Think of it this way, time-score-possession allows you to identify which historical cohort of games your current situation is most like. And again, that is an incredibly useful benchmark when dealing with who is more likely to win a given game. But in our estimation, that approach does not take into account the teams and game flow of the specific game you are looking at. Time-score-possession gives a plodding team the same odds of coming back from 4 goals down as a lightning fast team. But we know intuitively that a team with a more quick strike style of play is more likely to come back from that deficit. (They are also more likely to lose by even more than the current score, but if you are just trying to predict who wins, this is irrelevant.)
And in future, this approach also opens the door to more sophisticated tweaks to the model. Currently, we don’t look at the plays a team has used to get to where they are. For example, a team that just expended a ton of energy to cut a 6 goal lead to 2 is probably less likely to win than a team that was up 1 and just gave up a quick three goal run to go down one. Knowing the plays that a team executed to get to where they are now could really help to quantify that disparity. An analysis for another day though.
As of November 2016, our model contains 888 NCAA DI Men’s lacrosse games from the 2015 and 2016 season. Play values are calculated by counting the number of times that each play occurs, then counting the number of goals that are scored within the next 60 seconds, for and against, and then dividing by the number of times each play occurred. Full data is here:
|Shot Clock On||1493||449||134||315||0.301||0.090||0.211|
|Penalty – 0 sec||35||1||5||-4||0.029||0.143||-0.114|
|Penalty – 3 min||28||3||7||-4||0.107||0.250||-0.143|
|Shot Clock Violation||174||7||32||-25||0.040||0.184||-0.144|
|Penalty – 2 min||66||7||26||-19||0.106||0.394||-0.288|
|Penalty – 30 sec||2443||127||967||-840||0.052||0.396||-0.344|
|Penalty – 1 min||3151||167||1347||-1180||0.053||0.427||-0.374|
For the sake of double checking, we ran the data on the 408 2015 games vs the 480 2016 games to make sure that the values were consistent. The R2 value was .99, so yes, these stand up across years.
March 23, 2017 @ 8:55 pm
“but both assisted and unassisted goals have a positive expected value, meaning in addition to the goal scored, the model says you should expect .03 to .04 goals in the next 60 seconds. It’s tiny, but this speaks to the value of momentum?”
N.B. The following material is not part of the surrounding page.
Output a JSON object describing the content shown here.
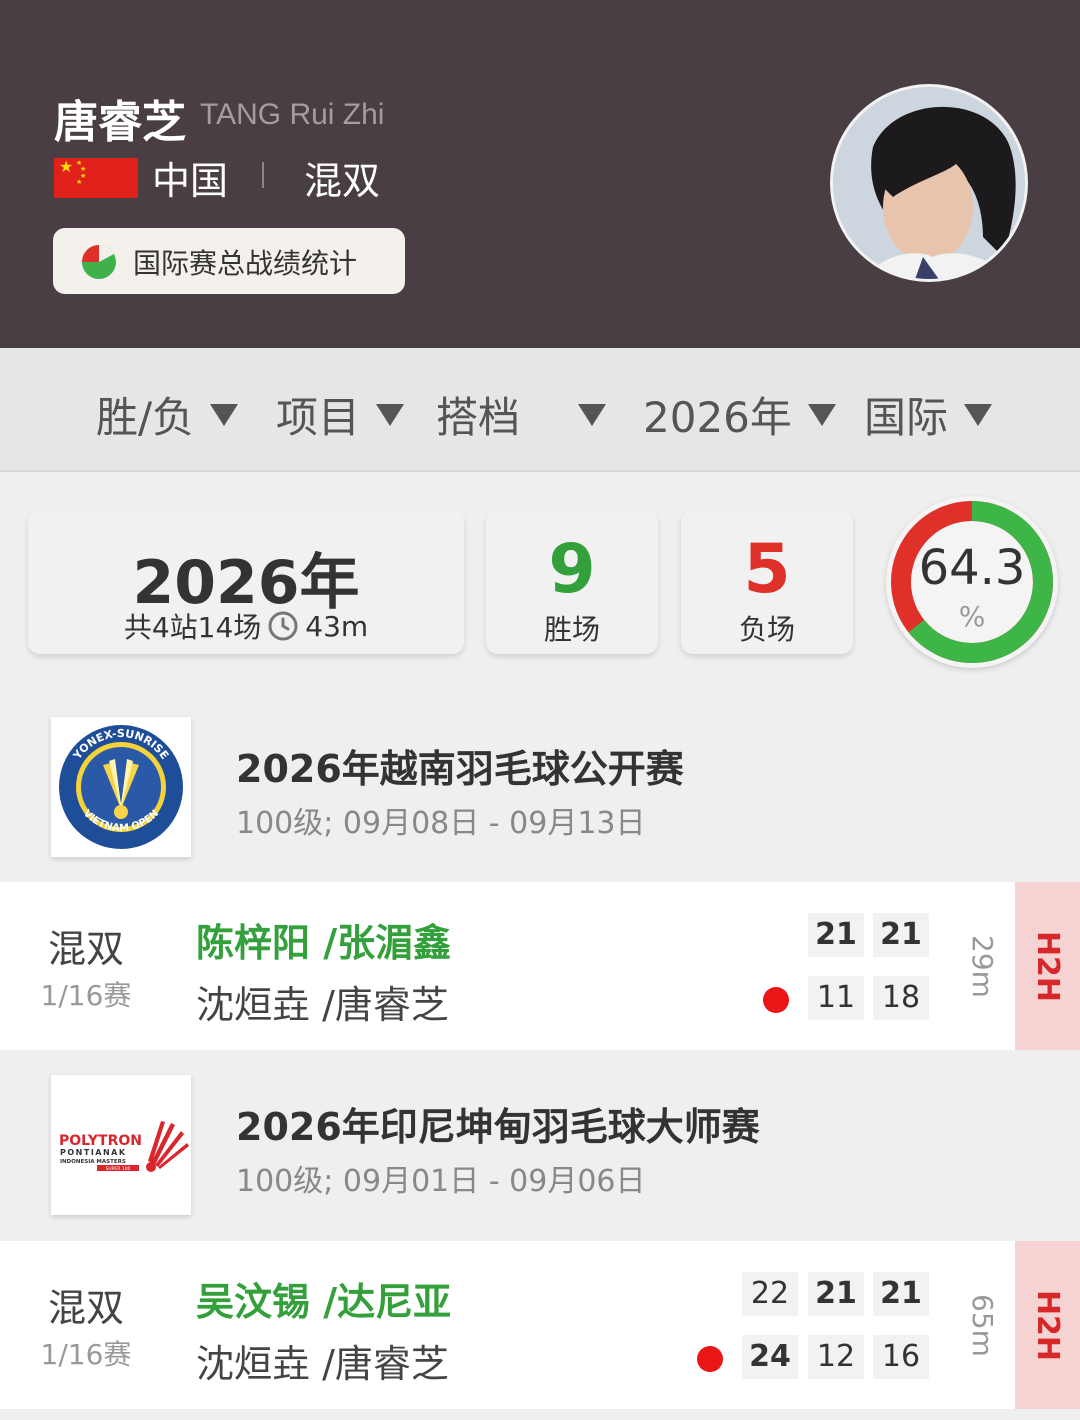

Or it’s a statistical fluctuation? What’s the estimated error on this number?
March 23, 2017 @ 9:12 pm
What kind of error metric did you have in mind? In terms of the raw data (table also included at the bottom of the post), there were 9,819 assisted goals and 7,565 unassisted goals in the data set, so the sample size is substantial.
February 6, 2018 @ 12:46 pm
Let’s take the 9819 assisted goals. If I’m understanding your table correctly, the team that scored went on to score another goal in the next minute 1479 times, and the team that was scored on went on to score a goal in the next minute 1115 times. Assuming goal-scoring is a Poisson process, the standard-deviation error on each number is the square-root of each: 38.46 for 1479, and 33.39 for 1115, and these errors are independent. The difference 1479-1115=364 then has an error which is the square root of the sum of the squares of the errors on each number, which is then the square root of sum 1479+1115=2594; this is 50.93. The difference 364 is 7.15 times the standard deviation 50.93, and is therefore very unlikely to be a statistical fluctuation.
This is the sort of error analysis I wish you would do. Merely saying “the sample size is substantial” is not enough to draw any actual conclusions, you have to work through the numbers.